# Grid search 2 - Find the optimal parameters

In [20]:
%load_ext autoreload
%autoreload 2

The autoreload extension is already loaded. To reload it, use:
  %reload_ext autoreload


In [21]:
# load libs
import pandas as pd
import os
import json
import numpy as np
import shutil

def kullback_leibler(distances, titles=None):
    """
    :param distances:
    A data frame, output of compute(); _sum will be used to calculate Kullback-Leibler divergence measure
    titles[0] ground truth, titles[1] model
    """
    if (titles == None) | (len(titles) != 2):
        raise Exception("Two distance distributions need to be specified.")
    distances = distances.loc[distances[titles[1] + '_sum'] != 0, :]
    d_ground_truth = distances[titles[0] + '_sum'].values
    d_model = distances[titles[1] + '_sum'].values
    d_kl = sum(d_ground_truth * np.log10(d_ground_truth / d_model))
    return d_kl


def nan_proc(row, scale):
    r = row['country']
    rid = row['runid']
    df = pd.read_csv(f'../../results/{r}-{rid}/distance-metrics-{scale}.csv')
    # Sampers vs the proposed model
    return kullback_leibler(distances=df, titles =['sampers', 'model'])

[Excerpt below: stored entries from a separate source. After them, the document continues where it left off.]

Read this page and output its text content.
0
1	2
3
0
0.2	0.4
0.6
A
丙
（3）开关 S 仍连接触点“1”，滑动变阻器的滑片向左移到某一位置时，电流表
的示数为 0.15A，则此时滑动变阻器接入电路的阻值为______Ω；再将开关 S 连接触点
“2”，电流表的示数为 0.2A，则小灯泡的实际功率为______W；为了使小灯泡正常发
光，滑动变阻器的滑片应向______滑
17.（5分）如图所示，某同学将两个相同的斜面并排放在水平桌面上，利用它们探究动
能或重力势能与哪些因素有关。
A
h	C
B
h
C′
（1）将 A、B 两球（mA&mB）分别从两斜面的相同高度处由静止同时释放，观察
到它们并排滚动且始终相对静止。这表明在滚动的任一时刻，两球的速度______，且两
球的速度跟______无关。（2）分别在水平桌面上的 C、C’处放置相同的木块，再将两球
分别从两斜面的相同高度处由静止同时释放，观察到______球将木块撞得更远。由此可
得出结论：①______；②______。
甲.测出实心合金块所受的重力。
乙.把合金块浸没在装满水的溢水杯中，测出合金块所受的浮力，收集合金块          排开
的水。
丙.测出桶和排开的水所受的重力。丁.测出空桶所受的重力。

## 1 Process the results of the second layer of grid searching
### 1.1 Get the results paths

In [22]:
country = 'saopaulo'
rs_path = '../../results/'
vs_path = f'../../dbs/{country}/visits/'
paths = os.listdir(rs_path)
paths = [x for x in paths if '.csv' not in x]
rs_paths = [rs_path + x + '/' for x in paths if country in x]
runids = [x.split('-')[1][:-1] for x in rs_paths]

### 1.2 Read results.json and parameters.json

In [23]:
log_list = []
for run, rs in zip(runids, rs_paths):
    if country == 'sweden':
        para = json.load(open(rs + 'parameters.json'))['visits']
    else:
        para = json.load(open(rs + 'parameters.json'))
    kl = json.load(open(rs + 'results.json'))
    # log the results
    log = dict()
    log['country'] = country
    log['runid'] = run
    log['p'] = para['model']['p']
    log['gamma'] = para['model']['gamma']
    log['beta'] = para['model']['region_sampling']['beta']
    if country == 'sweden':
        for k, v in kl.items():
            log[k] = v
    else:
        log['national'] = kl
    log_list.append(log)
df = pd.DataFrame(log_list)

### 1.3 Nan process

In [5]:
if country == 'sweden':
    scale = 'national'
    df.loc[np.isnan(df[scale]), scale] = df.loc[np.isnan(df[scale]), :].apply(lambda row: nan_proc(row, scale), axis=1)

### 1.4 Save the results

In [24]:
df.to_csv(f'../../results/{country}-grid-search-2.csv', index=False)

## 2 Find the optimal parameters

In [25]:
if country == 'sweden':
    for scale in ['national', 'east', 'west']:
        print(df.loc[df[scale] == min(df[scale]), ['runid', 'p', 'gamma', 'beta', scale]].transpose())
    df2 = df.loc[(df['national'] == min(df['national'])) | (df['east'] == min(df['east'])) | (df['west'] == min(df['west']))]
    runids2keep = list(df2.runid)
else:
    df2 = df.loc[df['national'] == min(df['national'])]
    runids2keep = list(df2.runid)

### 2.1 Remove the other results

In [26]:
# log results
for path in rs_paths:
    if path.split('-')[1][:-1] not in runids2keep:
        shutil.rmtree(path)

In [27]:
# visits results
for runid in runids:
    if runid not in runids2keep:
        os.remove(vs_path + f'{runid}.csv')